His book was in the drawer of the bedside table, along with the phone, his U.S. Government pen, the flashlight, and nail-clippers. His place in the book was marked with the only scrap of the envelope he’d kept, the upper left-hand corner, marked “HH” in faint red ballpoint. It seemed part of something, somehow.

He remembered getting on the bus, the night before, with the purse under his arm, beneath his jacket. He’d already gotten change, at the Princeton, as planned earlier, had inquired about buses and fares, and had had exactly the right amount ready, in unfamiliar, oddly blank-looking coins.

He’d sat, almost the only passenger, midway back, by a window, while his hand, as stealthy as if expecting attack, had explored what at first had seemed the very ordinary and unpromising reaches of the purse.

Now, rather than picking up the book, he picked up the phone. It had been on, when he’d found it, and he’d immediately turned it off. Now he turned it on. A New York number. Roaming. Almost a full charge. The phone book seemed to list mostly New York numbers as well, by first names only. The ring was set for silent. He set it on vibrate, to be sure that it was working. It was.

He was about to silence it again when it began to vibrate in his hand.

His hand opened it and put it to his ear.

“Hello?” he could hear someone, a man, saying, “Hello?”

“You have the wrong number,” he said, in Russian.

“This is definitely the correct number,” said the man on the other end, in accented but serviceable Russian.

“No,” said Milgrim, still in Russian, “it is the wrong number.”

“Where are you?”

“Thuringia.” He closed the phone, immediately opening it again and turning it off.

His hand opted for the morning’s second Rize, entirely reasonable under the circumstances.

He put the phone back in the drawer.
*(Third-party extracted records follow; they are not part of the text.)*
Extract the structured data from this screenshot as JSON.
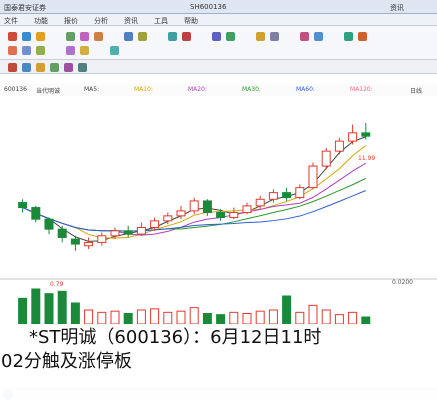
{
  "window": {
    "title_left": "国泰君安证券",
    "title_mid": "SH600136",
    "title_right": "资讯"
  },
  "menu": {
    "items": [
      "文件",
      "功能",
      "报价",
      "分析",
      "资讯",
      "工具",
      "帮助"
    ]
  },
  "stock": {
    "code": "600136",
    "name": "当代明诚",
    "period": "日线"
  },
  "indicators": {
    "ma5": "MA5:",
    "ma10": "MA10:",
    "ma20": "MA20:",
    "ma30": "MA30:",
    "ma60": "MA60:",
    "ma120": "MA120:"
  },
  "price_labels": {
    "high_marker": "11.99",
    "low_marker": "0.79",
    "axis_low": "0.0200"
  },
  "caption": {
    "line1": "*ST明诚（600136）：6月12日11时",
    "line2": "02分触及涨停板"
  },
  "colors": {
    "up": "#e23a2e",
    "down": "#1a8a3a",
    "ma_white": "#444444",
    "ma_yellow": "#d9a400",
    "ma_purple": "#b040c0",
    "ma_green": "#2a9a2a",
    "ma_blue": "#2f5fd0",
    "ma_pink": "#ff6a8a"
  },
  "chart_data": {
    "type": "candlestick",
    "candles": [
      {
        "o": 7.2,
        "c": 6.9,
        "h": 7.4,
        "l": 6.6
      },
      {
        "o": 6.9,
        "c": 6.2,
        "h": 7.0,
        "l": 6.0
      },
      {
        "o": 6.2,
        "c": 5.6,
        "h": 6.3,
        "l": 5.3
      },
      {
        "o": 5.6,
        "c": 5.1,
        "h": 5.8,
        "l": 4.8
      },
      {
        "o": 5.0,
        "c": 4.7,
        "h": 5.2,
        "l": 4.3
      },
      {
        "o": 4.6,
        "c": 4.8,
        "h": 5.1,
        "l": 4.4
      },
      {
        "o": 4.8,
        "c": 5.2,
        "h": 5.4,
        "l": 4.6
      },
      {
        "o": 5.2,
        "c": 5.5,
        "h": 5.7,
        "l": 5.0
      },
      {
        "o": 5.5,
        "c": 5.3,
        "h": 5.8,
        "l": 5.1
      },
      {
        "o": 5.3,
        "c": 5.7,
        "h": 6.0,
        "l": 5.2
      },
      {
        "o": 5.7,
        "c": 6.1,
        "h": 6.3,
        "l": 5.5
      },
      {
        "o": 6.1,
        "c": 6.4,
        "h": 6.6,
        "l": 5.9
      },
      {
        "o": 6.4,
        "c": 6.7,
        "h": 7.0,
        "l": 6.2
      },
      {
        "o": 6.7,
        "c": 7.3,
        "h": 7.5,
        "l": 6.5
      },
      {
        "o": 7.3,
        "c": 6.6,
        "h": 7.4,
        "l": 6.4
      },
      {
        "o": 6.6,
        "c": 6.3,
        "h": 6.8,
        "l": 6.1
      },
      {
        "o": 6.3,
        "c": 6.6,
        "h": 6.9,
        "l": 6.2
      },
      {
        "o": 6.6,
        "c": 7.0,
        "h": 7.2,
        "l": 6.5
      },
      {
        "o": 7.0,
        "c": 7.4,
        "h": 7.6,
        "l": 6.8
      },
      {
        "o": 7.4,
        "c": 7.8,
        "h": 8.0,
        "l": 7.2
      },
      {
        "o": 7.8,
        "c": 7.5,
        "h": 8.1,
        "l": 7.3
      },
      {
        "o": 7.5,
        "c": 8.1,
        "h": 8.3,
        "l": 7.4
      },
      {
        "o": 8.1,
        "c": 9.4,
        "h": 9.6,
        "l": 8.0
      },
      {
        "o": 9.4,
        "c": 10.3,
        "h": 10.5,
        "l": 9.2
      },
      {
        "o": 10.3,
        "c": 10.9,
        "h": 11.1,
        "l": 10.1
      },
      {
        "o": 10.9,
        "c": 11.4,
        "h": 11.9,
        "l": 10.7
      },
      {
        "o": 11.4,
        "c": 11.2,
        "h": 11.99,
        "l": 11.0
      }
    ],
    "ylim": [
      3.5,
      13.5
    ],
    "volumes": [
      22,
      30,
      26,
      28,
      18,
      12,
      10,
      11,
      9,
      12,
      13,
      10,
      11,
      14,
      9,
      8,
      10,
      9,
      11,
      12,
      24,
      10,
      16,
      12,
      8,
      10,
      6
    ]
  }
}
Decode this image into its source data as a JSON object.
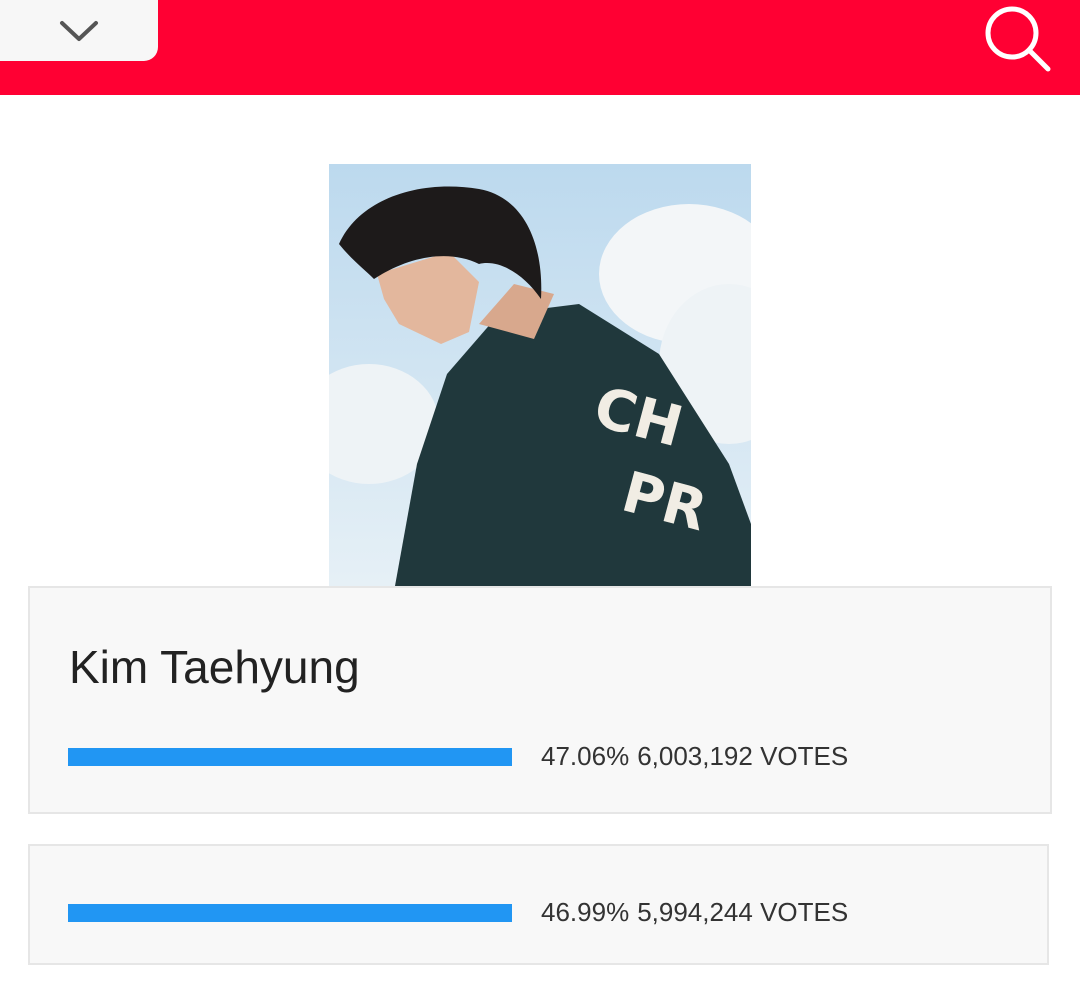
{
  "header": {
    "background_color": "#ff0033",
    "dropdown_icon": "chevron-down-icon",
    "search_icon": "search-icon"
  },
  "candidates": [
    {
      "name": "Kim Taehyung",
      "percent_text": "47.06%",
      "votes_text": "6,003,192 VOTES",
      "progress_percent": 47.06,
      "bar_color": "#2196f3"
    },
    {
      "name": "",
      "percent_text": "46.99%",
      "votes_text": "5,994,244 VOTES",
      "progress_percent": 46.99,
      "bar_color": "#2196f3"
    }
  ]
}
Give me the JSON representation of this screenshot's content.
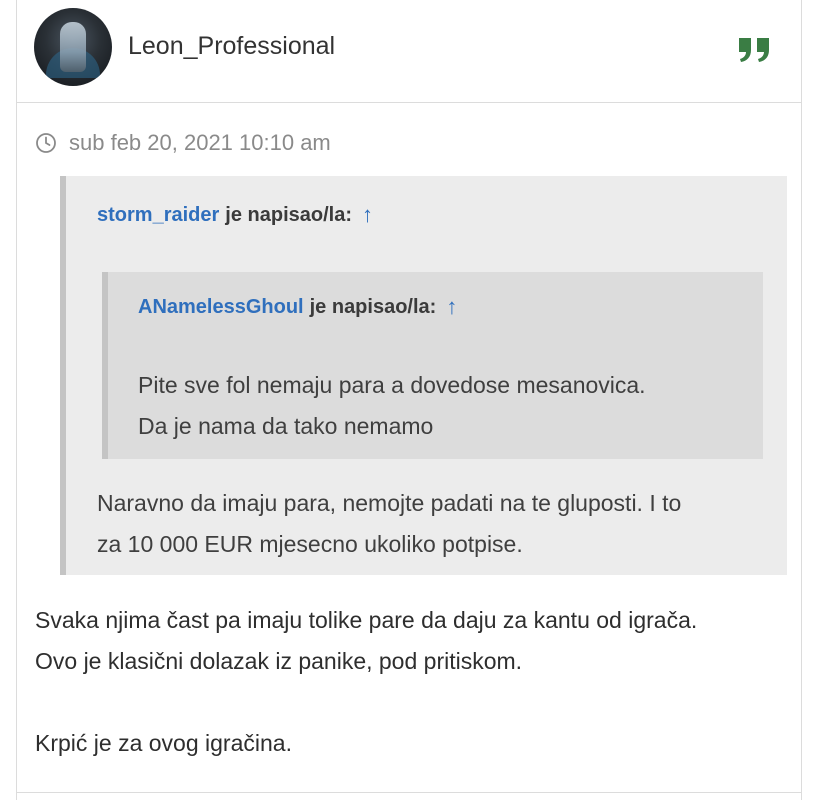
{
  "post": {
    "username": "Leon_Professional",
    "date": "sub feb 20, 2021 10:10 am",
    "icons": {
      "avatar": "user-avatar",
      "quote": "quote-icon",
      "clock": "clock-icon"
    },
    "accent_color": "#2f6fbd",
    "quote_icon_color": "#3a7d44"
  },
  "quote_outer": {
    "author": "storm_raider",
    "suffix": "je napisao/la:",
    "arrow": "↑",
    "text_line1": "Naravno da imaju para, nemojte padati na te gluposti. I to",
    "text_line2": "za 10 000 EUR mjesecno ukoliko potpise."
  },
  "quote_inner": {
    "author": "ANamelessGhoul",
    "suffix": "je napisao/la:",
    "arrow": "↑",
    "text_line1": "Pite sve fol nemaju para a dovedose mesanovica.",
    "text_line2": "Da je nama da tako nemamo"
  },
  "body": {
    "line1": "Svaka njima čast pa imaju tolike pare da daju za kantu od igrača.",
    "line2": "Ovo je klasični dolazak iz panike, pod pritiskom.",
    "line3": "Krpić je za ovog igračina."
  }
}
It didn’t seem a good thing to have kept, now. He’d dispose of it later.

He was opening his book, ready to pick up where he’d left off on the story of Margrave Frederick the Undaunted, when he suddenly saw St. Marks Place, that past October. He’d been talking with Fish, in front of a used-record store, the sort of place that actually sold records, the vinyl kind, and through the window, in black and white, a woman’s face had regarded him from the wall. And for an instant, settling back on the pillows, he knew who that was, and that he also knew her in some different way.

But then he began to read.

84. THE MAN WHO SHOT WALT DISNEY

I t’s not bad,” said Bobby, spilling a little of his second piso mojado as he leaned back in his chair to see the top of Bigend’s building through Hollis’s helmet. “The scale works.”
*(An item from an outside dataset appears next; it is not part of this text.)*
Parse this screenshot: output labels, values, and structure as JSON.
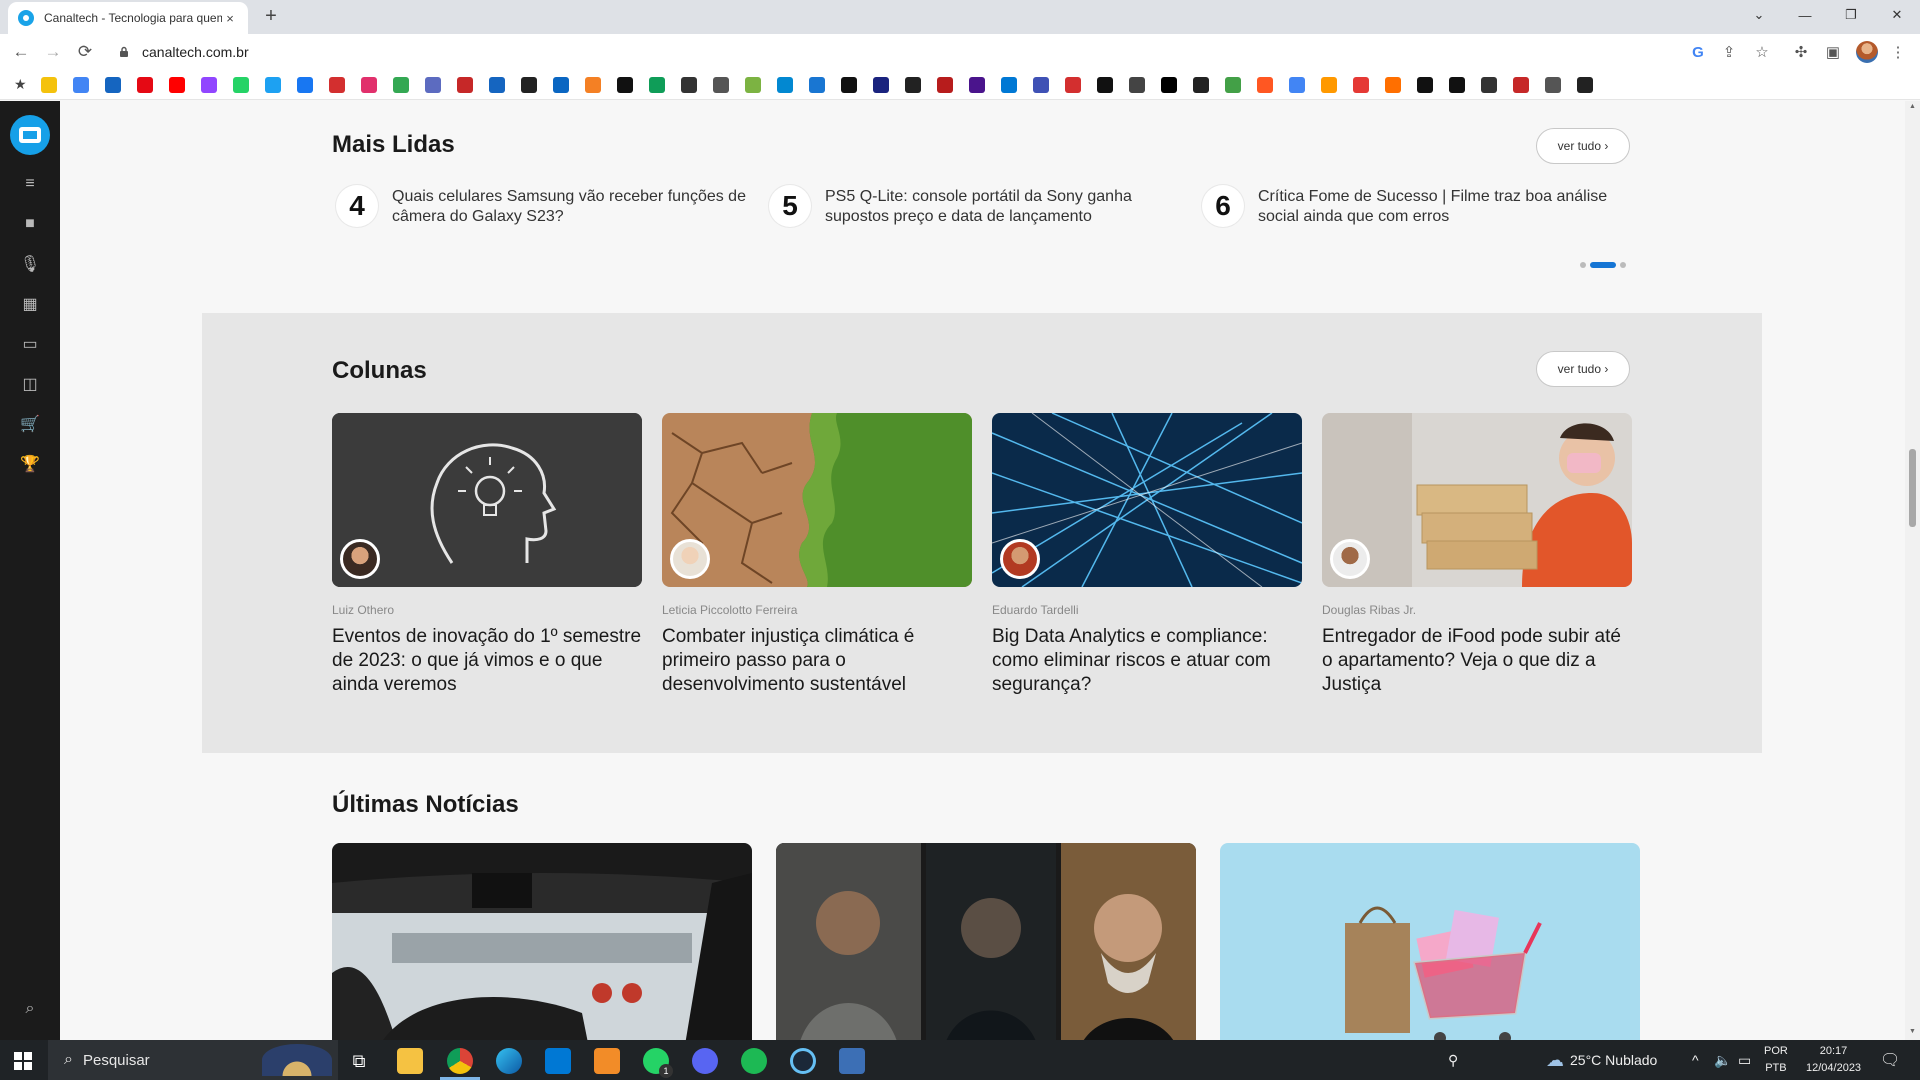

Inchmale had really had an extraordinary effect on him, Hollis thought. She’d definitely been right about his being an Inchmale fan, but she wouldn’t have expected quite this degree of cessation of anxiety. Although some of that might be his being five days off what she’d come to think of as the money shot, with Garreth and the old man, so she assumed, long gone.

Tito, she knew, though entirely by accident, was still here, or had been, just this afternoon. She’d seen him in the mall beneath the Four Seasons, where she’d moved when Bigend had arrived from L.A. He’d been with a man who might have been an older brother, with straight black center-parted hair to his shoulders. They’d been shopping, to judge by the bags. Tito had seen her, definitely, and had smiled, but then had turned away, down another concourse of heavily trademarked commerce.